Association between surrogate traits of drought tolerance and aflatoxin contamination in peanut cultivars under terminal drought

Authors: GIRDTHAI, T - KHON KAEN UNIVERSITY; JOGLOY, S - KHON KAEN UNIVERSITY; VORASOOT, N - KHON KAEN UNIVERSITY; AKKASAENG, C - KHON KAEN UNIVERSITY; PATANOTHAI, A - KHON KAEN UNIVERSITY; WONGKAEW, S - SURANAREE UNIV OF TECH; Holbrook, Carl - Corley

Submitted to: American Peanut Research and Education Society Proceedings
Publication Type: Abstract Only
Publication Acceptance Date: 4/15/2008
Publication Date: 1/15/2009
Citation: Girdthai, T., Jogloy, S., Vorasoot, N., Akkasaeng, C., Patanothai, A., Wongkaew, S., Holbrook Jr, C.C. 2008. Association between surrogate traits of drought tolerance and aflatoxin contamination in peanut cultivars under terminal drought. In: Proceedings of American Peanut Research and Education Society, July 15-18, 2008, Oklahoma City, Oklahoma. p. 29-30.
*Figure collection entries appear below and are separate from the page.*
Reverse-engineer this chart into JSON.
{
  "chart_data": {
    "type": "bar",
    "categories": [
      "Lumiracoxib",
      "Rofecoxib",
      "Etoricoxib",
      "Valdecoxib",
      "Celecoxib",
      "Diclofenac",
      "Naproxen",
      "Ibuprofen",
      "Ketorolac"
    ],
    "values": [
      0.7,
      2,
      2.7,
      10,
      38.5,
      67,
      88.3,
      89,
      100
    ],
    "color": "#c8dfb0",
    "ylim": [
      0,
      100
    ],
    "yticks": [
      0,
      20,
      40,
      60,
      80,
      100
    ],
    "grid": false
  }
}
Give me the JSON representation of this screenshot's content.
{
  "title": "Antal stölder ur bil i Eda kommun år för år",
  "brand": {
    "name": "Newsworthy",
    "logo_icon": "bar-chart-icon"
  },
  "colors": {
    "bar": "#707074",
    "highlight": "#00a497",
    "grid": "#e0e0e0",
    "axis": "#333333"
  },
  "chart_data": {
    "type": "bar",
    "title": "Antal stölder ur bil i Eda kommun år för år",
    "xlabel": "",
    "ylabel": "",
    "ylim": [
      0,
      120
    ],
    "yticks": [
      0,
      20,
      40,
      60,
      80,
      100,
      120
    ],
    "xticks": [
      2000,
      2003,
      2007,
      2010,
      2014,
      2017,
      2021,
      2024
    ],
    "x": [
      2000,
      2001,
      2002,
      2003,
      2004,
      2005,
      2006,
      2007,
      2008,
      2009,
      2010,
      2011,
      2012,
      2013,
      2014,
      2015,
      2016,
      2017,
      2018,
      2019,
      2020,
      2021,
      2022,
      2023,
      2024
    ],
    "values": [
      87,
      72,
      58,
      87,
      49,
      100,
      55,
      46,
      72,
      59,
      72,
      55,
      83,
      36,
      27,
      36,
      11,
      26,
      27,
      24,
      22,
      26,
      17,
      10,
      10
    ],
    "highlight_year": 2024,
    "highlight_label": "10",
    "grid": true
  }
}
Interpretive Summary: not required

Technical Abstract: Terminal drought induces pre-harvest aflatoxin contamination (PAC). Drought resistance traits are promising as indirect selection tools for improving resistance to PAC. The objectives of this study were to determine the effects of terminal drought on Aspergillus invasion and aflatoxin contamination and to investigate the association between surrogate traits of drought tolerance and aflatoxin contamination. Field tests under rainout shelters were conducted in the dry seasons 2004/05 and 2005/06. A split-plot design with four replications was used. Two water regimes (field capacity (FC) and 1/3 available soil water at 80 day after emergence to harvest (AW)) were assigned in main plots, and eleven peanut genotypes were assigned in subplots. Data were recorded for relative water content (RWC), chlorophyll density, specific leaf area (SLA), pod yield, drought tolerance index (DTI), A. flavus infection and aflatoxin contamination. Traits related to drought resistance were associated well with those related to aflatoxin contamination under drought conditions but not under well-watered conditions. Negative and significant associations between DTI and aflatoxin contamination and between DTI and A. flavus infection indicated that increasing drought tolerance resulted in reduced aflatoxin contamination. High and positive correlations between SLA and aflatoxin contamination indicated that greater leaf thickness was associated with reduced PAC. Although weakly significant, there were negative correlations between chlorophyll density and aflatoxin contamination. The relationships were rather consistent across seasons. Multiple correlation coefficients between drought tolerance traits and aflatoxin contamination were much stronger than correlations for individual traits, and A. flavus infection alone accounted for the majority of the correlation coefficients, indicating synergistic contribution of the traits to aflatoxin contamination. Breeding peanut for resistance to PAC is very difficult, and progress has been slow. Breeding for drought tolerance using these traits as selection criteria may help to accelerate progress in developing resistance to PAC. Tifton-8 was identified as the genotype with low A. flavus infection and aflatoxin contamination.